2017/01/03

Concentrado de tomate

No bairro onde cresci, na Portela de Sacavém, toda a gente conhece o diácono Armando e a sua história. Ele não a esconde. Vindo da esquerda mais dura, encontrou Deus tarde. Militou no partido comunista muitos anos, travou lutas, falou em comícios, distribuiu propaganda. Esteve preso. Viveu a revolução com o entusiasmo próprio dos que acreditam que o mundo pode ser um lugar melhor. Nos anos oitenta, quando sentiu que a sua crença no comunismo fraquejava, procurou Deus e, de uma forma extraordinária e simples, encontrou-o. Como o invejo! Converteu-se. Deixou de ser um comunista feroz. Passou a ser um católico feroz. Foi ordenado diácono com cinquenta anos. Acredita em Deus com a mesma força com que acreditava na ditadura do proletariado. Há muita gente no bairro que o admira. Outros olham-no com desconfiança. Não lhe apreciam a cultura enciclopédica, o estilo virulento, o passado esquerdista. A uns e a outros causa estranheza que um comunista, ateu confesso, se tenha tornado crente em Deus, fiel à sua palavra.

Eu, descrente, ímpia criatura, acho que a fé é uma espécie de droga. Vicia. Quem a experimenta não sabe viver sem ela. Acreditar no comunismo não é muito diferente de acreditar em Deus. A fé conforta, apazigua, alivia. Torna-nos parte de alguma coisa, dá sentido à nossa vida, passamos a ter um propósito, algo a que nos dedicar. É preciso acreditar. Ser fiel. Seja no que for. Os que são pouco originais são fiéis a Deus, a Buda, a Shiva, à Nossa Senhora de Fátima, à Santinha da Ladeira. Muitos, aos magotes, são fiéis a um clube de futebol. Vão rareando, mas ainda há os que são fiéis a um partido, a um ideal, a uma filosofia de vida. Há os que são fiéis a uma banda, a uma estrela pop, os que acreditam que o Michael Jackson padecia de vitiligo e nunca fez uma operação plástica ao nariz. Há os fiéis das novas seitas, em tudo acreditam, no poder da cura, nos milagres em catadupa, pague três e leve quatro, não estranham sequer os terminais de multibanco instalados nos altares para o pagamento do dízimo. Verde. Código. Verde. A sua alma está salva. Ámen.

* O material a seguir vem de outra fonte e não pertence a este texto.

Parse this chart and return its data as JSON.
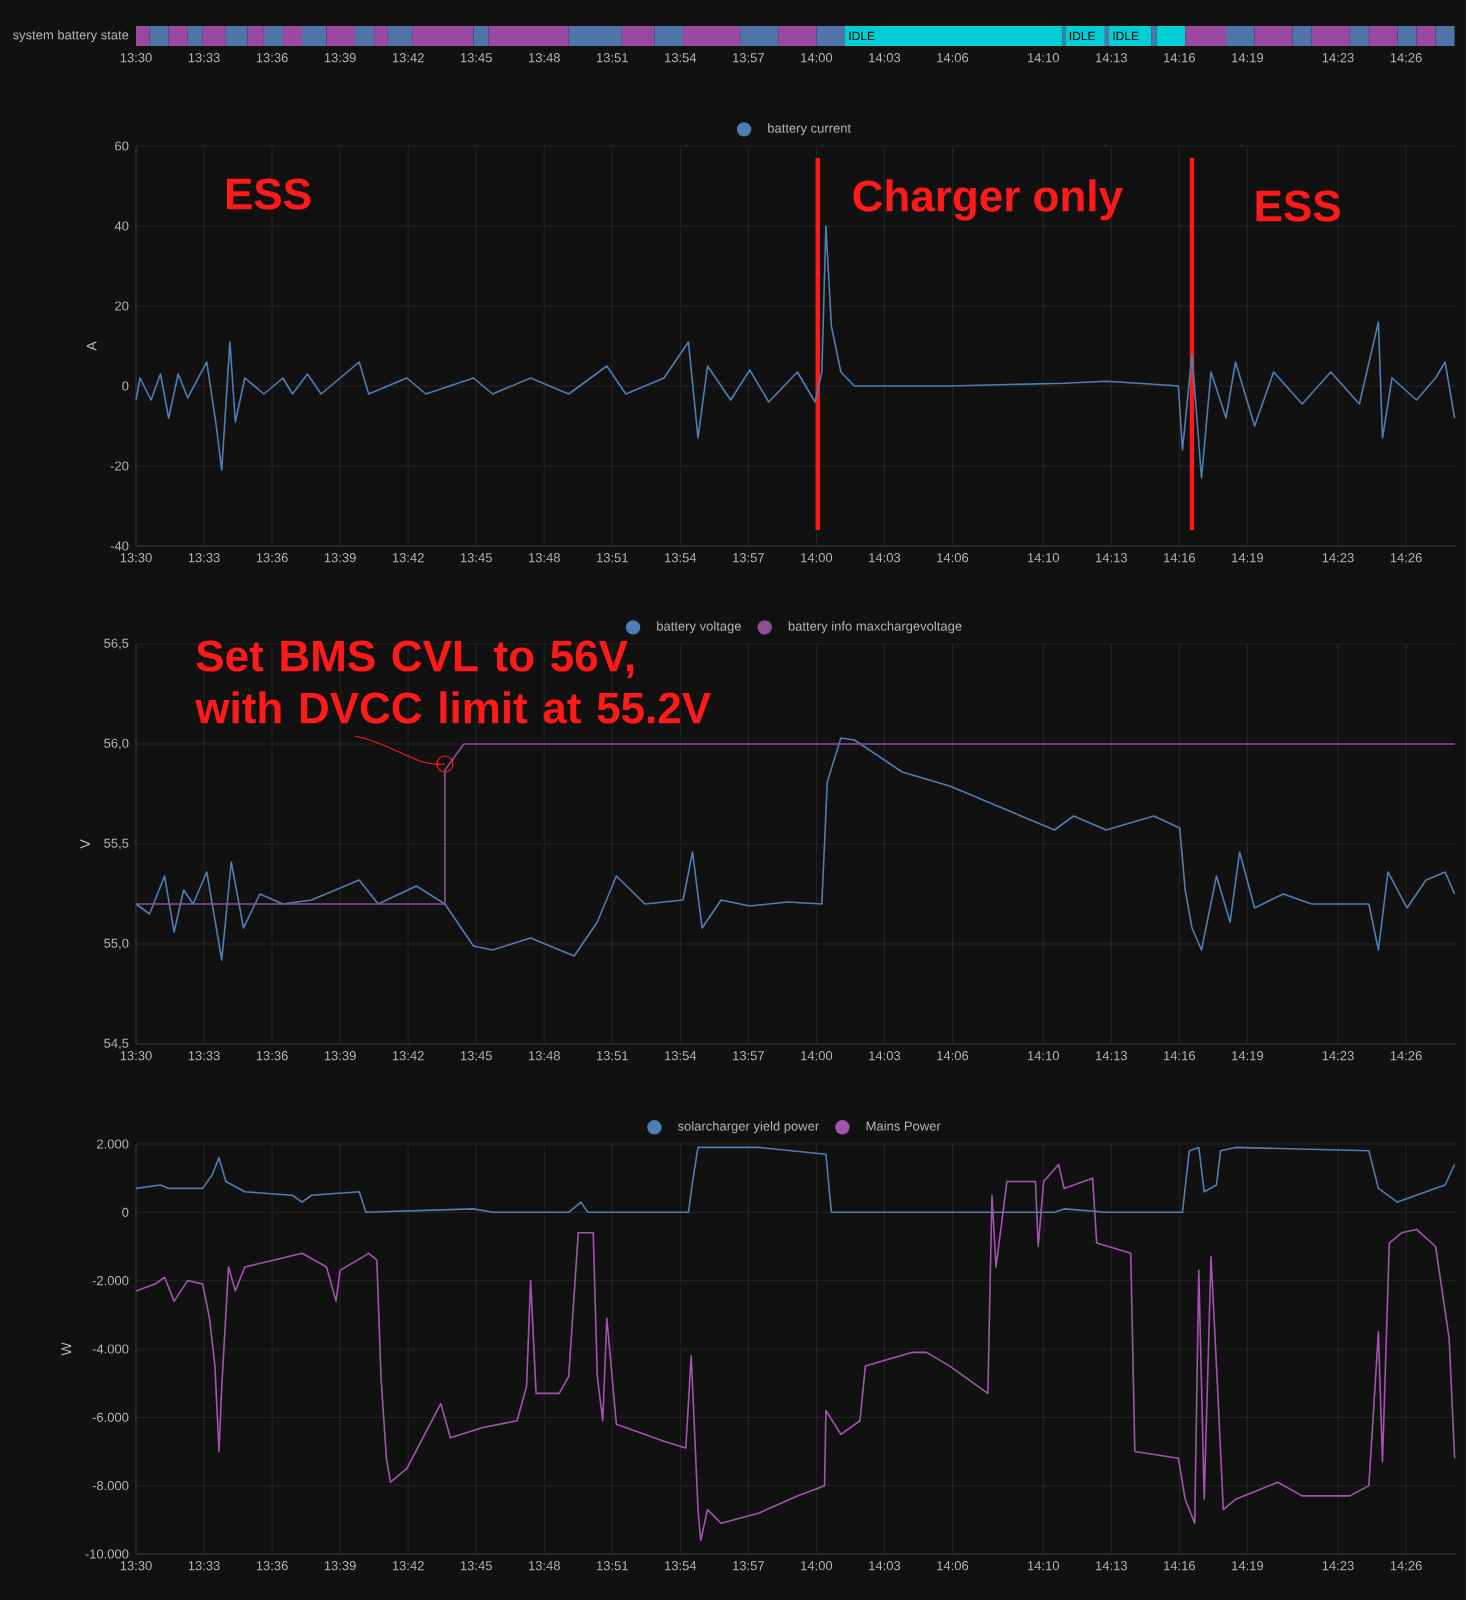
{
  "chart_data": [
    {
      "type": "bar",
      "orientation": "horizontal",
      "categories": [
        "system battery state"
      ],
      "xlim": [
        13.5,
        14.47
      ],
      "xticks": [
        {
          "value": 13.5,
          "label": "13:30"
        },
        {
          "value": 13.55,
          "label": "13:33"
        },
        {
          "value": 13.6,
          "label": "13:36"
        },
        {
          "value": 13.65,
          "label": "13:39"
        },
        {
          "value": 13.7,
          "label": "13:42"
        },
        {
          "value": 13.75,
          "label": "13:45"
        },
        {
          "value": 13.8,
          "label": "13:48"
        },
        {
          "value": 13.85,
          "label": "13:51"
        },
        {
          "value": 13.9,
          "label": "13:54"
        },
        {
          "value": 13.95,
          "label": "13:57"
        },
        {
          "value": 14.0,
          "label": "14:00"
        },
        {
          "value": 14.05,
          "label": "14:03"
        },
        {
          "value": 14.1,
          "label": "14:06"
        },
        {
          "value": 14.1667,
          "label": "14:10"
        },
        {
          "value": 14.2167,
          "label": "14:13"
        },
        {
          "value": 14.2667,
          "label": "14:16"
        },
        {
          "value": 14.3167,
          "label": "14:19"
        },
        {
          "value": 14.3833,
          "label": "14:23"
        },
        {
          "value": 14.4333,
          "label": "14:26"
        }
      ],
      "series": [
        {
          "color": "#9a4a9e",
          "base": [
            13.5
          ],
          "values": [
            0.01
          ]
        },
        {
          "color": "#4f74a8",
          "base": [
            13.51
          ],
          "values": [
            0.014
          ]
        },
        {
          "color": "#9a4a9e",
          "base": [
            13.524
          ],
          "values": [
            0.014
          ]
        },
        {
          "color": "#4f74a8",
          "base": [
            13.538
          ],
          "values": [
            0.011
          ]
        },
        {
          "color": "#9a4a9e",
          "base": [
            13.549
          ],
          "values": [
            0.017
          ]
        },
        {
          "color": "#4f74a8",
          "base": [
            13.566
          ],
          "values": [
            0.016
          ]
        },
        {
          "color": "#9a4a9e",
          "base": [
            13.582
          ],
          "values": [
            0.012
          ]
        },
        {
          "color": "#4f74a8",
          "base": [
            13.594
          ],
          "values": [
            0.014
          ]
        },
        {
          "color": "#9a4a9e",
          "base": [
            13.608
          ],
          "values": [
            0.014
          ]
        },
        {
          "color": "#4f74a8",
          "base": [
            13.622
          ],
          "values": [
            0.018
          ]
        },
        {
          "color": "#9a4a9e",
          "base": [
            13.64
          ],
          "values": [
            0.021
          ]
        },
        {
          "color": "#4f74a8",
          "base": [
            13.661
          ],
          "values": [
            0.014
          ]
        },
        {
          "color": "#9a4a9e",
          "base": [
            13.675
          ],
          "values": [
            0.01
          ]
        },
        {
          "color": "#4f74a8",
          "base": [
            13.685
          ],
          "values": [
            0.018
          ]
        },
        {
          "color": "#9a4a9e",
          "base": [
            13.703
          ],
          "values": [
            0.045
          ]
        },
        {
          "color": "#4f74a8",
          "base": [
            13.748
          ],
          "values": [
            0.011
          ]
        },
        {
          "color": "#9a4a9e",
          "base": [
            13.759
          ],
          "values": [
            0.059
          ]
        },
        {
          "color": "#4f74a8",
          "base": [
            13.818
          ],
          "values": [
            0.039
          ]
        },
        {
          "color": "#9a4a9e",
          "base": [
            13.857
          ],
          "values": [
            0.024
          ]
        },
        {
          "color": "#4f74a8",
          "base": [
            13.881
          ],
          "values": [
            0.021
          ]
        },
        {
          "color": "#9a4a9e",
          "base": [
            13.902
          ],
          "values": [
            0.042
          ]
        },
        {
          "color": "#4f74a8",
          "base": [
            13.944
          ],
          "values": [
            0.028
          ]
        },
        {
          "color": "#9a4a9e",
          "base": [
            13.972
          ],
          "values": [
            0.028
          ]
        },
        {
          "color": "#4f74a8",
          "base": [
            14.0
          ],
          "values": [
            0.021
          ]
        },
        {
          "color": "#00cdd4",
          "base": [
            14.021
          ],
          "values": [
            0.16
          ],
          "value_labels": [
            "IDLE"
          ]
        },
        {
          "color": "#4f74a8",
          "base": [
            14.181
          ],
          "values": [
            0.002
          ]
        },
        {
          "color": "#00cdd4",
          "base": [
            14.183
          ],
          "values": [
            0.029
          ],
          "value_labels": [
            "IDLE"
          ]
        },
        {
          "color": "#4f74a8",
          "base": [
            14.212
          ],
          "values": [
            0.003
          ]
        },
        {
          "color": "#00cdd4",
          "base": [
            14.215
          ],
          "values": [
            0.031
          ],
          "value_labels": [
            "IDLE"
          ]
        },
        {
          "color": "#4f74a8",
          "base": [
            14.246
          ],
          "values": [
            0.004
          ]
        },
        {
          "color": "#00cdd4",
          "base": [
            14.25
          ],
          "values": [
            0.021
          ]
        },
        {
          "color": "#9a4a9e",
          "base": [
            14.271
          ],
          "values": [
            0.03
          ]
        },
        {
          "color": "#4f74a8",
          "base": [
            14.301
          ],
          "values": [
            0.021
          ]
        },
        {
          "color": "#9a4a9e",
          "base": [
            14.322
          ],
          "values": [
            0.028
          ]
        },
        {
          "color": "#4f74a8",
          "base": [
            14.35
          ],
          "values": [
            0.014
          ]
        },
        {
          "color": "#9a4a9e",
          "base": [
            14.364
          ],
          "values": [
            0.028
          ]
        },
        {
          "color": "#4f74a8",
          "base": [
            14.392
          ],
          "values": [
            0.014
          ]
        },
        {
          "color": "#9a4a9e",
          "base": [
            14.406
          ],
          "values": [
            0.021
          ]
        },
        {
          "color": "#4f74a8",
          "base": [
            14.427
          ],
          "values": [
            0.014
          ]
        },
        {
          "color": "#9a4a9e",
          "base": [
            14.441
          ],
          "values": [
            0.014
          ]
        },
        {
          "color": "#4f74a8",
          "base": [
            14.455
          ],
          "values": [
            0.014
          ]
        }
      ]
    },
    {
      "type": "line",
      "ylabel": "A",
      "xlim": [
        13.5,
        14.47
      ],
      "ylim": [
        -40,
        60
      ],
      "yticks": [
        -40,
        -20,
        0,
        20,
        40,
        60
      ],
      "grid": true,
      "legend": "top",
      "xticks": [
        {
          "value": 13.5,
          "label": "13:30"
        },
        {
          "value": 13.55,
          "label": "13:33"
        },
        {
          "value": 13.6,
          "label": "13:36"
        },
        {
          "value": 13.65,
          "label": "13:39"
        },
        {
          "value": 13.7,
          "label": "13:42"
        },
        {
          "value": 13.75,
          "label": "13:45"
        },
        {
          "value": 13.8,
          "label": "13:48"
        },
        {
          "value": 13.85,
          "label": "13:51"
        },
        {
          "value": 13.9,
          "label": "13:54"
        },
        {
          "value": 13.95,
          "label": "13:57"
        },
        {
          "value": 14.0,
          "label": "14:00"
        },
        {
          "value": 14.05,
          "label": "14:03"
        },
        {
          "value": 14.1,
          "label": "14:06"
        },
        {
          "value": 14.1667,
          "label": "14:10"
        },
        {
          "value": 14.2167,
          "label": "14:13"
        },
        {
          "value": 14.2667,
          "label": "14:16"
        },
        {
          "value": 14.3167,
          "label": "14:19"
        },
        {
          "value": 14.3833,
          "label": "14:23"
        },
        {
          "value": 14.4333,
          "label": "14:26"
        }
      ],
      "series": [
        {
          "name": "battery current",
          "color": "#4e7fb4",
          "x": [
            13.5,
            13.503,
            13.511,
            13.518,
            13.524,
            13.531,
            13.538,
            13.552,
            13.559,
            13.563,
            13.569,
            13.573,
            13.58,
            13.594,
            13.608,
            13.615,
            13.626,
            13.636,
            13.664,
            13.671,
            13.699,
            13.713,
            13.748,
            13.762,
            13.79,
            13.818,
            13.846,
            13.86,
            13.888,
            13.906,
            13.913,
            13.92,
            13.937,
            13.951,
            13.965,
            13.986,
            13.999,
            14.004,
            14.007,
            14.011,
            14.018,
            14.028,
            14.098,
            14.182,
            14.213,
            14.245,
            14.266,
            14.269,
            14.276,
            14.283,
            14.29,
            14.301,
            14.308,
            14.322,
            14.336,
            14.357,
            14.378,
            14.399,
            14.413,
            14.416,
            14.423,
            14.441,
            14.455,
            14.462,
            14.469
          ],
          "values": [
            -3.5,
            2,
            -3.5,
            3,
            -8,
            3,
            -3,
            6,
            -10,
            -21,
            11,
            -9,
            2,
            -2,
            2,
            -2,
            3,
            -2,
            6,
            -2,
            2,
            -2,
            2,
            -2,
            2,
            -2,
            5,
            -2,
            2,
            11,
            -13,
            5,
            -3.5,
            4,
            -4,
            3.5,
            -4,
            3.5,
            40,
            15,
            3.5,
            0,
            0,
            0.7,
            1.2,
            0.5,
            0,
            -16,
            8,
            -23,
            3.5,
            -8,
            6,
            -10,
            3.5,
            -4.5,
            3.5,
            -4.5,
            16,
            -13,
            2,
            -3.5,
            2,
            6,
            -8
          ]
        }
      ],
      "ref_lines": [
        {
          "axis": "x",
          "value": 14.001,
          "color": "#ff1a1a"
        },
        {
          "axis": "x",
          "value": 14.276,
          "color": "#ff1a1a"
        }
      ],
      "annotations": [
        "ESS",
        "Charger only",
        "ESS"
      ]
    },
    {
      "type": "line",
      "ylabel": "V",
      "xlim": [
        13.5,
        14.47
      ],
      "ylim": [
        54.5,
        56.5
      ],
      "yticks": [
        {
          "value": 54.5,
          "label": "54,5"
        },
        {
          "value": 55.0,
          "label": "55,0"
        },
        {
          "value": 55.5,
          "label": "55,5"
        },
        {
          "value": 56.0,
          "label": "56,0"
        },
        {
          "value": 56.5,
          "label": "56,5"
        }
      ],
      "grid": true,
      "legend": "top",
      "xticks": [
        {
          "value": 13.5,
          "label": "13:30"
        },
        {
          "value": 13.55,
          "label": "13:33"
        },
        {
          "value": 13.6,
          "label": "13:36"
        },
        {
          "value": 13.65,
          "label": "13:39"
        },
        {
          "value": 13.7,
          "label": "13:42"
        },
        {
          "value": 13.75,
          "label": "13:45"
        },
        {
          "value": 13.8,
          "label": "13:48"
        },
        {
          "value": 13.85,
          "label": "13:51"
        },
        {
          "value": 13.9,
          "label": "13:54"
        },
        {
          "value": 13.95,
          "label": "13:57"
        },
        {
          "value": 14.0,
          "label": "14:00"
        },
        {
          "value": 14.05,
          "label": "14:03"
        },
        {
          "value": 14.1,
          "label": "14:06"
        },
        {
          "value": 14.1667,
          "label": "14:10"
        },
        {
          "value": 14.2167,
          "label": "14:13"
        },
        {
          "value": 14.2667,
          "label": "14:16"
        },
        {
          "value": 14.3167,
          "label": "14:19"
        },
        {
          "value": 14.3833,
          "label": "14:23"
        },
        {
          "value": 14.4333,
          "label": "14:26"
        }
      ],
      "series": [
        {
          "name": "battery voltage",
          "color": "#4e7fb4",
          "x": [
            13.5,
            13.51,
            13.521,
            13.528,
            13.535,
            13.542,
            13.552,
            13.563,
            13.57,
            13.579,
            13.591,
            13.608,
            13.629,
            13.664,
            13.678,
            13.706,
            13.727,
            13.748,
            13.762,
            13.79,
            13.822,
            13.839,
            13.853,
            13.874,
            13.902,
            13.909,
            13.916,
            13.93,
            13.951,
            13.979,
            14.004,
            14.008,
            14.018,
            14.028,
            14.063,
            14.098,
            14.133,
            14.175,
            14.189,
            14.213,
            14.248,
            14.267,
            14.271,
            14.276,
            14.283,
            14.294,
            14.304,
            14.311,
            14.322,
            14.343,
            14.364,
            14.406,
            14.413,
            14.42,
            14.434,
            14.448,
            14.462,
            14.469
          ],
          "values": [
            55.2,
            55.15,
            55.34,
            55.06,
            55.27,
            55.2,
            55.36,
            54.92,
            55.41,
            55.08,
            55.25,
            55.2,
            55.22,
            55.32,
            55.2,
            55.29,
            55.2,
            54.99,
            54.97,
            55.03,
            54.94,
            55.11,
            55.34,
            55.2,
            55.22,
            55.46,
            55.08,
            55.22,
            55.19,
            55.21,
            55.2,
            55.81,
            56.03,
            56.02,
            55.86,
            55.79,
            55.69,
            55.57,
            55.64,
            55.57,
            55.64,
            55.58,
            55.27,
            55.08,
            54.97,
            55.34,
            55.11,
            55.46,
            55.18,
            55.25,
            55.2,
            55.2,
            54.97,
            55.36,
            55.18,
            55.32,
            55.36,
            55.25
          ]
        },
        {
          "name": "battery info maxchargevoltage",
          "color": "#8e4f96",
          "x": [
            13.5,
            13.727,
            13.727,
            13.741,
            14.469
          ],
          "values": [
            55.2,
            55.2,
            55.87,
            56.0,
            56.0
          ]
        }
      ],
      "annotations": [
        {
          "text": "Set BMS CVL to 56V, with DVCC limit at 55.2V",
          "x": 13.727,
          "y": 55.9
        }
      ]
    },
    {
      "type": "line",
      "ylabel": "W",
      "xlim": [
        13.5,
        14.47
      ],
      "ylim": [
        -10000,
        2000
      ],
      "yticks": [
        {
          "value": -10000,
          "label": "-10.000"
        },
        {
          "value": -8000,
          "label": "-8.000"
        },
        {
          "value": -6000,
          "label": "-6.000"
        },
        {
          "value": -4000,
          "label": "-4.000"
        },
        {
          "value": -2000,
          "label": "-2.000"
        },
        0,
        {
          "value": 2000,
          "label": "2.000"
        }
      ],
      "grid": true,
      "legend": "top",
      "xticks": [
        {
          "value": 13.5,
          "label": "13:30"
        },
        {
          "value": 13.55,
          "label": "13:33"
        },
        {
          "value": 13.6,
          "label": "13:36"
        },
        {
          "value": 13.65,
          "label": "13:39"
        },
        {
          "value": 13.7,
          "label": "13:42"
        },
        {
          "value": 13.75,
          "label": "13:45"
        },
        {
          "value": 13.8,
          "label": "13:48"
        },
        {
          "value": 13.85,
          "label": "13:51"
        },
        {
          "value": 13.9,
          "label": "13:54"
        },
        {
          "value": 13.95,
          "label": "13:57"
        },
        {
          "value": 14.0,
          "label": "14:00"
        },
        {
          "value": 14.05,
          "label": "14:03"
        },
        {
          "value": 14.1,
          "label": "14:06"
        },
        {
          "value": 14.1667,
          "label": "14:10"
        },
        {
          "value": 14.2167,
          "label": "14:13"
        },
        {
          "value": 14.2667,
          "label": "14:16"
        },
        {
          "value": 14.3167,
          "label": "14:19"
        },
        {
          "value": 14.3833,
          "label": "14:23"
        },
        {
          "value": 14.4333,
          "label": "14:26"
        }
      ],
      "series": [
        {
          "name": "solarcharger yield power",
          "color": "#4e7fb4",
          "x": [
            13.5,
            13.518,
            13.524,
            13.549,
            13.556,
            13.561,
            13.566,
            13.58,
            13.615,
            13.622,
            13.629,
            13.664,
            13.669,
            13.748,
            13.762,
            13.818,
            13.827,
            13.832,
            13.906,
            13.909,
            13.913,
            13.958,
            14.007,
            14.011,
            14.175,
            14.182,
            14.213,
            14.269,
            14.274,
            14.281,
            14.285,
            14.294,
            14.297,
            14.308,
            14.406,
            14.413,
            14.427,
            14.448,
            14.462,
            14.469
          ],
          "values": [
            700,
            800,
            700,
            700,
            1100,
            1600,
            900,
            600,
            500,
            300,
            500,
            600,
            0,
            100,
            0,
            0,
            300,
            0,
            0,
            900,
            1900,
            1900,
            1700,
            0,
            0,
            100,
            0,
            0,
            1800,
            1900,
            600,
            800,
            1800,
            1900,
            1800,
            700,
            300,
            600,
            800,
            1400
          ]
        },
        {
          "name": "Mains Power",
          "color": "#a453b0",
          "x": [
            13.5,
            13.514,
            13.521,
            13.528,
            13.538,
            13.549,
            13.554,
            13.558,
            13.561,
            13.563,
            13.568,
            13.573,
            13.58,
            13.601,
            13.622,
            13.64,
            13.647,
            13.65,
            13.671,
            13.677,
            13.68,
            13.684,
            13.687,
            13.699,
            13.72,
            13.724,
            13.731,
            13.755,
            13.78,
            13.787,
            13.79,
            13.794,
            13.811,
            13.818,
            13.825,
            13.836,
            13.839,
            13.843,
            13.846,
            13.853,
            13.888,
            13.904,
            13.908,
            13.913,
            13.915,
            13.92,
            13.93,
            13.958,
            13.986,
            14.006,
            14.007,
            14.018,
            14.032,
            14.036,
            14.07,
            14.081,
            14.098,
            14.126,
            14.129,
            14.132,
            14.14,
            14.161,
            14.163,
            14.167,
            14.178,
            14.182,
            14.203,
            14.206,
            14.231,
            14.234,
            14.266,
            14.271,
            14.278,
            14.281,
            14.285,
            14.29,
            14.295,
            14.299,
            14.308,
            14.339,
            14.357,
            14.392,
            14.406,
            14.413,
            14.416,
            14.421,
            14.43,
            14.441,
            14.455,
            14.465,
            14.469
          ],
          "values": [
            -2300,
            -2100,
            -1900,
            -2600,
            -2000,
            -2100,
            -3100,
            -4500,
            -7000,
            -5100,
            -1600,
            -2300,
            -1600,
            -1400,
            -1200,
            -1600,
            -2600,
            -1700,
            -1200,
            -1400,
            -4800,
            -7200,
            -7900,
            -7500,
            -5900,
            -5600,
            -6600,
            -6300,
            -6100,
            -5100,
            -2000,
            -5300,
            -5300,
            -4800,
            -600,
            -600,
            -4800,
            -6100,
            -3100,
            -6200,
            -6700,
            -6900,
            -4200,
            -8700,
            -9600,
            -8700,
            -9100,
            -8800,
            -8300,
            -8000,
            -5800,
            -6500,
            -6100,
            -4500,
            -4100,
            -4100,
            -4500,
            -5300,
            500,
            -1600,
            900,
            900,
            -1000,
            900,
            1400,
            700,
            1000,
            -900,
            -1200,
            -7000,
            -7200,
            -8400,
            -9100,
            -1700,
            -8400,
            -1300,
            -5300,
            -8700,
            -8400,
            -7900,
            -8300,
            -8300,
            -8000,
            -3500,
            -7300,
            -900,
            -600,
            -500,
            -1000,
            -3700,
            -7200
          ]
        }
      ]
    }
  ]
}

O diácono do meu bairro acreditava no comunismo. Depois, imagino, começou a ouvir falar de execuções, censura, falta de liberdade, presos políticos, miséria. Não há fiel que aguente tamanha dose de realidade. Deve ter tido uma ressaca dos diabos. Foi preciso arranjar rapidamente um sucedâneo. Tal como os heroinómanos nos períodos de abstinência, também os fiéis, quando se apercebem da fragilidade das suas crenças, precisam de encontrar algo que substitua a fé estilhaçada. O diácono Armando, comunista convicto, - estou a imaginá-lo, de punho erguido, rosnando a Internacional, querendo nacionalizar a fábrica de concentrado de tomate de Benavente -, no dia em que o mundo se apresentou de outra forma, teve de procurar a fé noutra parte qualquer. Encontrou-a em Deus, que é magnânimo, infinitamente bom e se deixa amar por todos.